Kurtz believes that competition for the College Board is essential to countering the monopoly over the AP program.
“If you’re going to hold the AP program, and there’s no competition, and you set the curriculum, you have just set the curriculum for the entire country,” he says. “And you can push it down to grade levels. So, even the Common Core doesn’t go quite this far.”
“In a sense, if David Coleman’s Common Core falls apart — and it’s quasi falling apart right now — he can achieve all of his ends and maybe even more successfully through controlling the AP program,” he warns.
Kurtz hopes interest will soon develop in starting another testing company that will compete with the College Board.

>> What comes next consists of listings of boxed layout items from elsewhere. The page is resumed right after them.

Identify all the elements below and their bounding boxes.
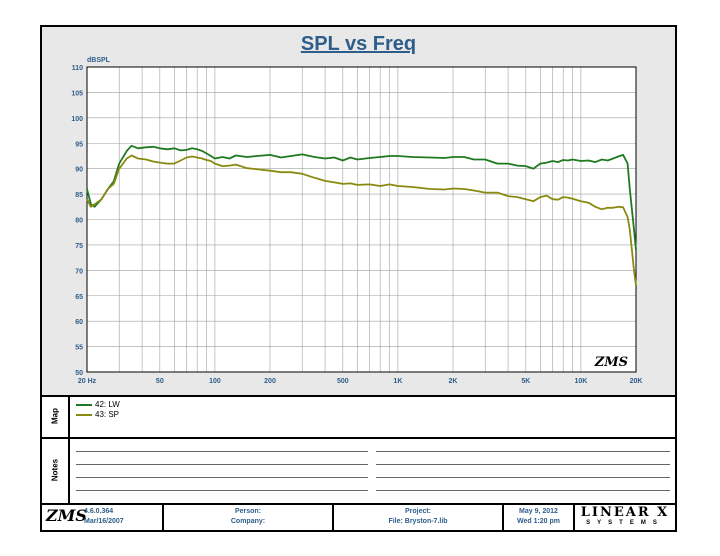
note-line xyxy=(376,464,670,465)
person-label: Person: xyxy=(234,508,262,515)
notes-panel: Notes xyxy=(42,437,675,505)
y-tick-label: 110 xyxy=(72,65,83,72)
version-date: Mar/16/2007 xyxy=(84,518,124,525)
note-line xyxy=(76,451,368,452)
y-tick-label: 70 xyxy=(75,268,83,275)
legend-label-sp: 43: SP xyxy=(95,410,120,419)
report-sheet: 50 55 60 65 70 75 80 85 90 95 100 105 110 20 Hz 50 100 2… xyxy=(40,25,677,532)
brand-cell: LINEAR X SYSTEMS xyxy=(575,503,675,530)
plot-frame xyxy=(86,66,637,373)
x-tick-label: 2K xyxy=(449,378,458,385)
map-panel: Map 42: LW 43: SP xyxy=(42,395,675,439)
plot-panel: 50 55 60 65 70 75 80 85 90 95 100 105 110 20 Hz 50 100 2… xyxy=(42,27,675,397)
linearx-logo: LINEAR X xyxy=(580,505,670,520)
x-tick-label: 500 xyxy=(337,378,349,385)
project-cell: Project: File: Bryston-7.lib xyxy=(334,503,504,530)
y-tick-label: 80 xyxy=(75,218,83,225)
y-tick-label: 60 xyxy=(75,319,83,326)
legend-label-lw: 42: LW xyxy=(95,400,120,409)
note-line xyxy=(76,490,368,491)
note-line xyxy=(376,490,670,491)
legend-swatch-sp xyxy=(76,413,92,416)
x-tick-label: 20 Hz xyxy=(78,378,97,385)
x-tick-label: 100 xyxy=(209,378,221,385)
y-tick-label: 105 xyxy=(71,90,83,97)
y-tick-label: 90 xyxy=(75,167,83,174)
legend-item-lw: 42: LW xyxy=(76,400,120,409)
zms-logo: ZMS xyxy=(46,506,87,525)
y-tick-label: 50 xyxy=(75,370,83,377)
version-text: 4.6.0.364 xyxy=(84,508,114,515)
note-line xyxy=(376,451,670,452)
zms-watermark: ZMS xyxy=(594,355,628,370)
x-tick-label: 1K xyxy=(393,378,402,385)
y-tick-label: 65 xyxy=(75,294,83,301)
person-cell: Person: Company: xyxy=(164,503,334,530)
project-label: Project: xyxy=(404,508,432,515)
print-time: Wed 1:20 pm xyxy=(516,518,561,525)
version-cell: ZMS 4.6.0.364 Mar/16/2007 xyxy=(42,503,164,530)
linearx-subtitle: SYSTEMS xyxy=(586,520,664,526)
note-line xyxy=(76,477,368,478)
x-tick-label: 5K xyxy=(521,378,530,385)
x-tick-label: 50 xyxy=(156,378,164,385)
date-cell: May 9, 2012 Wed 1:20 pm xyxy=(504,503,575,530)
note-line xyxy=(76,464,368,465)
series-line-lw xyxy=(86,144,637,251)
y-tick-label: 100 xyxy=(71,116,83,123)
legend-swatch-lw xyxy=(76,403,92,406)
file-name: File: Bryston-7.lib xyxy=(388,518,448,525)
y-tick-label: 75 xyxy=(75,243,83,250)
legend-item-sp: 43: SP xyxy=(76,410,119,419)
title-block: ZMS 4.6.0.364 Mar/16/2007 Person: Compan… xyxy=(42,503,675,530)
y-tick-label: 55 xyxy=(75,345,83,352)
note-line xyxy=(376,477,670,478)
series-line-sp xyxy=(86,154,637,286)
x-tick-label: 10K xyxy=(574,378,587,385)
print-date: May 9, 2012 xyxy=(519,508,558,515)
notes-label: Notes xyxy=(42,437,70,503)
y-axis-label: dBSPL xyxy=(87,57,111,64)
chart-title: SPL vs Freq xyxy=(300,33,417,55)
x-tick-label: 20K xyxy=(630,378,643,385)
company-label: Company: xyxy=(230,518,266,525)
y-tick-label: 85 xyxy=(75,192,83,199)
x-tick-label: 200 xyxy=(264,378,276,385)
map-label: Map xyxy=(42,395,70,437)
y-tick-label: 95 xyxy=(75,141,83,148)
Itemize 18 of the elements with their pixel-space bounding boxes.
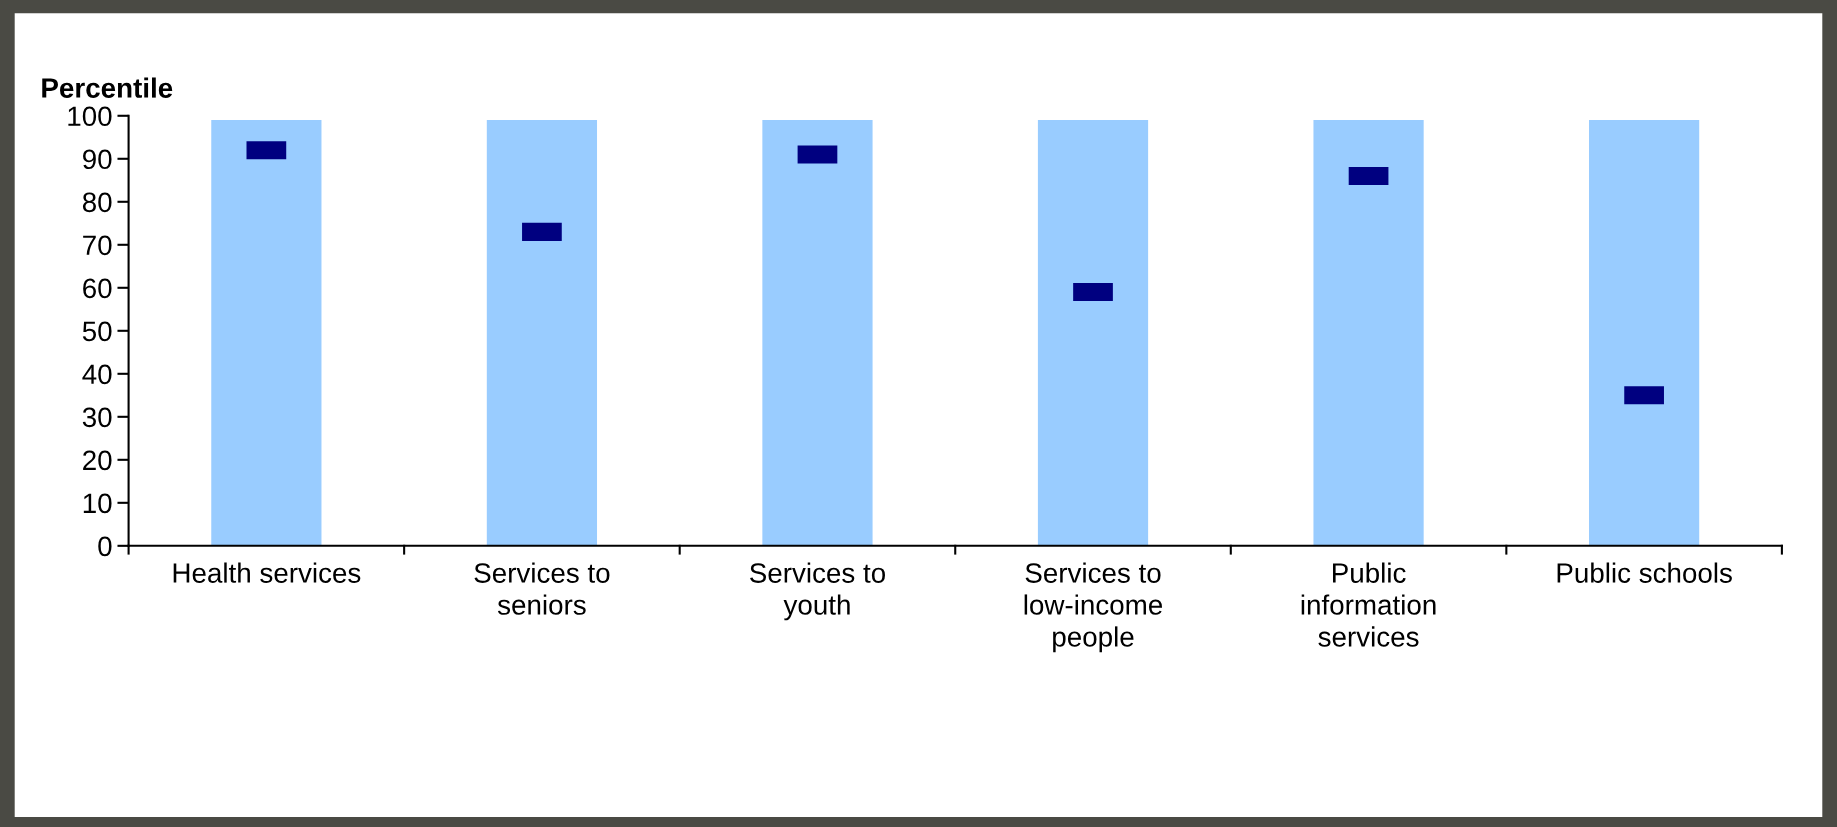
x-tick-label: Services to youth (750, 562, 885, 621)
y-tick-label: 90 (83, 149, 112, 170)
x-tick-label: Public schools (1557, 562, 1732, 583)
x-tick-label: Services to low-income people (1024, 562, 1163, 653)
y-tick-label: 80 (82, 192, 112, 213)
y-tick-label: 30 (82, 407, 112, 428)
y-tick-label: 40 (82, 364, 112, 385)
y-axis-title: Percentile (42, 77, 173, 98)
x-tick-label: Services to seniors (474, 562, 610, 615)
x-tick-label: Public information services (1301, 562, 1436, 647)
y-tick-label: 100 (68, 106, 112, 127)
y-tick-label: 50 (82, 321, 112, 342)
y-tick-label: 70 (83, 235, 112, 256)
x-tick-label: Health services (173, 562, 361, 583)
y-tick-label: 20 (83, 450, 112, 471)
y-tick-label: 60 (83, 278, 112, 299)
y-tick-label: 10 (83, 493, 112, 514)
y-tick-label: 0 (98, 536, 112, 557)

“We need to start a company that’s advised by the very best traditional scholars, the kind of people who will provide a real alternative to the left-leaning scholars who advised the Common Core,” he explains. “If and when that happens, I hope and believe that some time within the next year or two it will happen, then we will need the support of the public.”
“There will be action at the federal and state levels that could be taken to open up that AP testing market to competition,” he foresees, adding:
What we’ve got right now is a massive set of government subsidies to the AP program which has enriched the College Board and made it untouchable. So, if a state or district is upset with the College Board, there’s very little they can do. Even if they were to threaten to withdraw, the College Board is so rich it wouldn’t really hurt them.
“It would be a different matter if the money that goes to pay testing fees for these kind of tests had to be competed for by different companies,” he says. “Right now, though, what we in effect have is a government-supported monopoly.”
“It’s a roundabout way for the Obama administration — it isn’t directly controlling AP — but through pushing on these subsidies,” Kurtz continues, but notes that Republicans are involved in subsidizing the AP program as well.
“In effect, they’re handing David Coleman the power to set a national curriculum regardless of what any state or school district does,” he observes. “It completely flies in the face of any constitutional notion of federalism. The founders would be rolling over in their graves. We have to start debating this as a nation. With luck, we’ll have some competition and then the public will really have to mobilize.”